Terry Rimmer born in 1937 and lived in Sheardley Street in Liverpool. In the following extract listen to Terry talk about the boys’ club he used to go to:
length of audio clip: 1 min 48 secs
Terry: I never went dancing much cos I couldn’t dance, but I’d go to these dance places and I’d stand around or when it got really crowded and nobody could guess what you were doing, you’d get up on the floor then. But I used to hang around on street corners and that was a mode. I mean what they do now. Wasn’t unheard of then. There was boys clubs, a couple of boys clubs.
HY: Did you go to them?
TR: Yeah, there was one where you had to pay subs. I think it was tuppence, the subs were and they used to give you and you could ask for, I used to love it when I was thirteen and fourteen, go to this boys’ club.

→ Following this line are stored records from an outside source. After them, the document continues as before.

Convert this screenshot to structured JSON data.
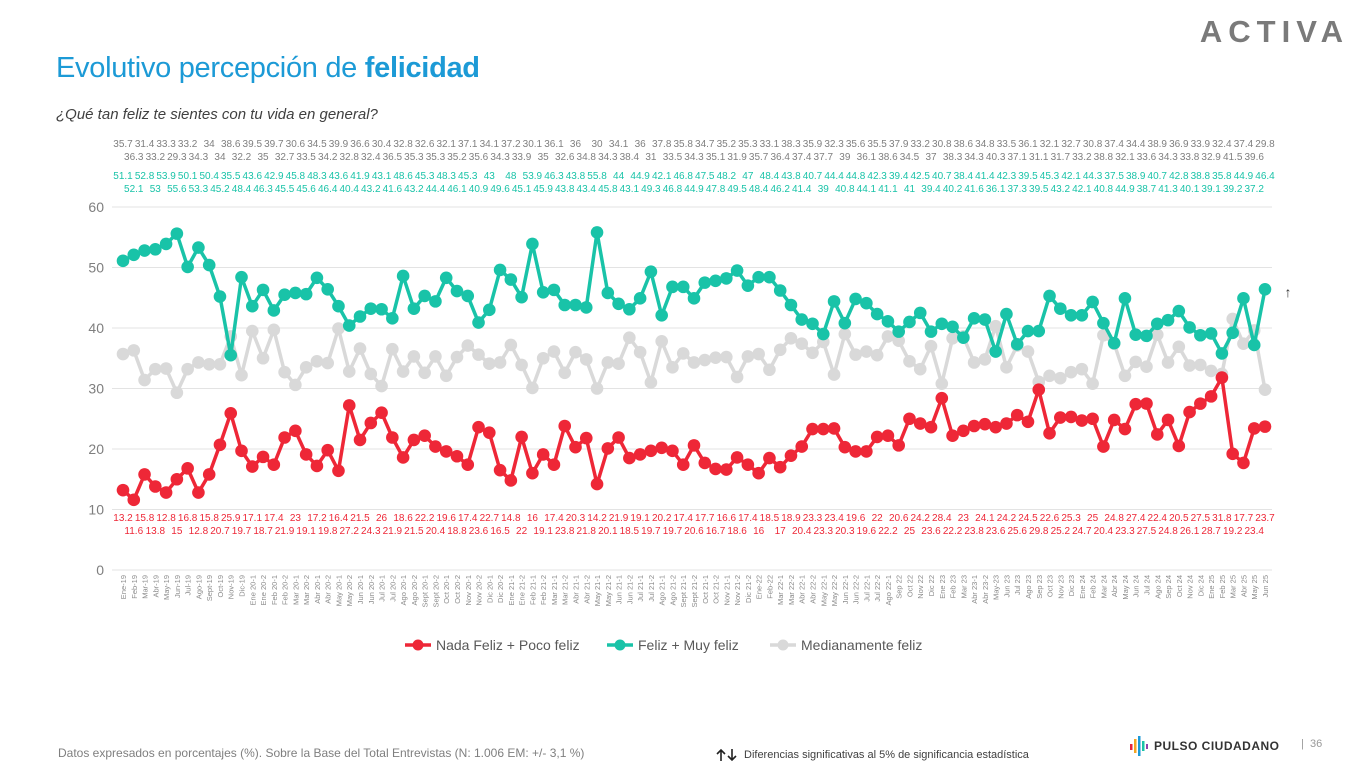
{
  "header": {
    "title_prefix": "Evolutivo percepción de ",
    "title_bold": "felicidad",
    "subtitle": "¿Qué tan feliz te sientes con tu vida en general?",
    "logo": "ACTIVA"
  },
  "footer": {
    "note": "Datos expresados en porcentajes (%). Sobre la Base del Total Entrevistas (N: 1.006  EM: +/- 3,1 %)",
    "significance": "Diferencias  significativas  al 5% de significancia estadística",
    "significance_icon": "up-down-arrows-icon",
    "brand": "PULSO CIUDADANO",
    "page_separator": "|",
    "page_number": "36"
  },
  "chart_data": {
    "type": "line",
    "title": "",
    "xlabel": "",
    "ylabel": "",
    "ylim": [
      0,
      60
    ],
    "yticks": [
      0,
      10,
      20,
      30,
      40,
      50,
      60
    ],
    "grid": true,
    "legend_position": "bottom",
    "annotation": {
      "text": "↑",
      "series": "Feliz + Muy feliz",
      "category": "Jun 25"
    },
    "categories": [
      "Ene-19",
      "Feb-19",
      "Mar-19",
      "Abr-19",
      "May-19",
      "Jun-19",
      "Jul-19",
      "Ago-19",
      "Sept-19",
      "Oct-19",
      "Nov-19",
      "Dic-19",
      "Ene 20-1",
      "Ene 20-2",
      "Feb 20-1",
      "Feb 20-2",
      "Mar 20-1",
      "Mar 20-2",
      "Abr 20-1",
      "Abr 20-2",
      "May 20-1",
      "May 20-2",
      "Jun 20-1",
      "Jun 20-2",
      "Jul 20-1",
      "Jul 20-2",
      "Ago 20-1",
      "Ago 20-2",
      "Sept 20-1",
      "Sept 20-2",
      "Oct 20-1",
      "Oct 20-2",
      "Nov 20-1",
      "Nov 20-2",
      "Dic 20-1",
      "Dic 20-2",
      "Ene 21-1",
      "Ene 21-2",
      "Feb 21-1",
      "Feb 21-2",
      "Mar 21-1",
      "Mar 21-2",
      "Abr 21-1",
      "Abr 21-2",
      "May 21-1",
      "May 21-2",
      "Jun 21-1",
      "Jun 21-2",
      "Jul 21-1",
      "Jul 21-2",
      "Ago 21-1",
      "Ago 21-2",
      "Sept 21-1",
      "Sept 21-2",
      "Oct 21-1",
      "Oct 21-2",
      "Nov 21-1",
      "Nov 21-2",
      "Dic 21-2",
      "Ene-22",
      "Feb-22",
      "Mar 22-1",
      "Mar 22-2",
      "Abr 22-1",
      "Abr 22-2",
      "May 22-1",
      "May 22-2",
      "Jun 22-1",
      "Jun 22-2",
      "Jul 22-1",
      "Jul 22-2",
      "Ago 22-1",
      "Sep 22",
      "Oct 22",
      "Nov 22",
      "Dic 22",
      "Ene 23",
      "Feb 23",
      "Mar 23",
      "Abr 23-1",
      "Abr 23-2",
      "May-23",
      "Jun 23",
      "Jul 23",
      "Ago 23",
      "Sep 23",
      "Oct 23",
      "Nov 23",
      "Dic 23",
      "Ene 24",
      "Feb 24",
      "Mar 24",
      "Abr 24",
      "May 24",
      "Jun 24",
      "Jul 24",
      "Ago 24",
      "Sep 24",
      "Oct 24",
      "Nov 24",
      "Dic 24",
      "Ene 25",
      "Feb 25",
      "Mar 25",
      "Abr 25",
      "May 25",
      "Jun 25"
    ],
    "series": [
      {
        "name": "Nada Feliz + Poco feliz",
        "color": "#ee2737",
        "values": [
          13.2,
          11.6,
          15.8,
          13.8,
          12.8,
          15,
          16.8,
          12.8,
          15.8,
          20.7,
          25.9,
          19.7,
          17.1,
          18.7,
          17.4,
          21.9,
          23,
          19.1,
          17.2,
          19.8,
          16.4,
          27.2,
          21.5,
          24.3,
          26,
          21.9,
          18.6,
          21.5,
          22.2,
          20.4,
          19.6,
          18.8,
          17.4,
          23.6,
          22.7,
          16.5,
          14.8,
          22,
          16,
          19.1,
          17.4,
          23.8,
          20.3,
          21.8,
          14.2,
          20.1,
          21.9,
          18.5,
          19.1,
          19.7,
          20.2,
          19.7,
          17.4,
          20.6,
          17.7,
          16.7,
          16.6,
          18.6,
          17.4,
          16,
          18.5,
          17,
          18.9,
          20.4,
          23.3,
          23.3,
          23.4,
          20.3,
          19.6,
          19.6,
          22,
          22.2,
          20.6,
          25,
          24.2,
          23.6,
          28.4,
          22.2,
          23,
          23.8,
          24.1,
          23.6,
          24.2,
          25.6,
          24.5,
          29.8,
          22.6,
          25.2,
          25.3,
          24.7,
          25,
          20.4,
          24.8,
          23.3,
          27.4,
          27.5,
          22.4,
          24.8,
          20.5,
          26.1,
          27.5,
          28.7,
          31.8,
          19.2,
          17.7,
          23.4,
          23.7
        ]
      },
      {
        "name": "Feliz + Muy feliz",
        "color": "#19c3a8",
        "values": [
          51.1,
          52.1,
          52.8,
          53,
          53.9,
          55.6,
          50.1,
          53.3,
          50.4,
          45.2,
          35.5,
          48.4,
          43.6,
          46.3,
          42.9,
          45.5,
          45.8,
          45.6,
          48.3,
          46.4,
          43.6,
          40.4,
          41.9,
          43.2,
          43.1,
          41.6,
          48.6,
          43.2,
          45.3,
          44.4,
          48.3,
          46.1,
          45.3,
          40.9,
          43,
          49.6,
          48,
          45.1,
          53.9,
          45.9,
          46.3,
          43.8,
          43.8,
          43.4,
          55.8,
          45.8,
          44,
          43.1,
          44.9,
          49.3,
          42.1,
          46.8,
          46.8,
          44.9,
          47.5,
          47.8,
          48.2,
          49.5,
          47,
          48.4,
          48.4,
          46.2,
          43.8,
          41.4,
          40.7,
          39,
          44.4,
          40.8,
          44.8,
          44.1,
          42.3,
          41.1,
          39.4,
          41,
          42.5,
          39.4,
          40.7,
          40.2,
          38.4,
          41.6,
          41.4,
          36.1,
          42.3,
          37.3,
          39.5,
          39.5,
          45.3,
          43.2,
          42.1,
          42.1,
          44.3,
          40.8,
          37.5,
          44.9,
          38.9,
          38.7,
          40.7,
          41.3,
          42.8,
          40.1,
          38.8,
          39.1,
          35.8,
          39.2,
          44.9,
          37.2,
          46.4
        ]
      },
      {
        "name": "Medianamente feliz",
        "color": "#d9d9d9",
        "values": [
          35.7,
          36.3,
          31.4,
          33.2,
          33.3,
          29.3,
          33.2,
          34.3,
          34,
          34,
          38.6,
          32.2,
          39.5,
          35,
          39.7,
          32.7,
          30.6,
          33.5,
          34.5,
          34.2,
          39.9,
          32.8,
          36.6,
          32.4,
          30.4,
          36.5,
          32.8,
          35.3,
          32.6,
          35.3,
          32.1,
          35.2,
          37.1,
          35.6,
          34.1,
          34.3,
          37.2,
          33.9,
          30.1,
          35,
          36.1,
          32.6,
          36,
          34.8,
          30,
          34.3,
          34.1,
          38.4,
          36,
          31,
          37.8,
          33.5,
          35.8,
          34.3,
          34.7,
          35.1,
          35.2,
          31.9,
          35.3,
          35.7,
          33.1,
          36.4,
          38.3,
          37.4,
          35.9,
          37.7,
          32.3,
          39,
          35.6,
          36.1,
          35.5,
          38.6,
          37.9,
          34.5,
          33.2,
          37,
          30.8,
          38.3,
          38.6,
          34.3,
          34.8,
          40.3,
          33.5,
          37.1,
          36.1,
          31.1,
          32.1,
          31.7,
          32.7,
          33.2,
          30.8,
          38.8,
          37.4,
          32.1,
          34.4,
          33.6,
          38.9,
          34.3,
          36.9,
          33.8,
          33.9,
          32.9,
          32.4,
          41.5,
          37.4,
          39.6,
          29.8
        ]
      }
    ]
  }
}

First time I learnt to play snooker and there was a guy there who used to come in and he did this mural on the wall of all the sports you know like a hurdle jumper, somebody with the pole vault and then a runner and I thought ‘Oh I’d love to be able to do that’. First time I’d actually seen art close up where somebody watching in the process of it being done and I was never there when he was actually painting it, but it was absolutely wonderful you know. I thought oh that’s a talent and the guy who ran it was a kindly man, an old man. Like, he looked like an ex-Army officer, but he was very kind and he, if you were nice to him, he was you know. I mean we all respected authority in those days and er you’d book a table and you’d go upstairs and you’d look after it, bring the cues down and everything you were loaned and you could buy a, I think it was a penny, hapenny or something, a big mug of boiling Oxo you know on a cold winter’s night you know.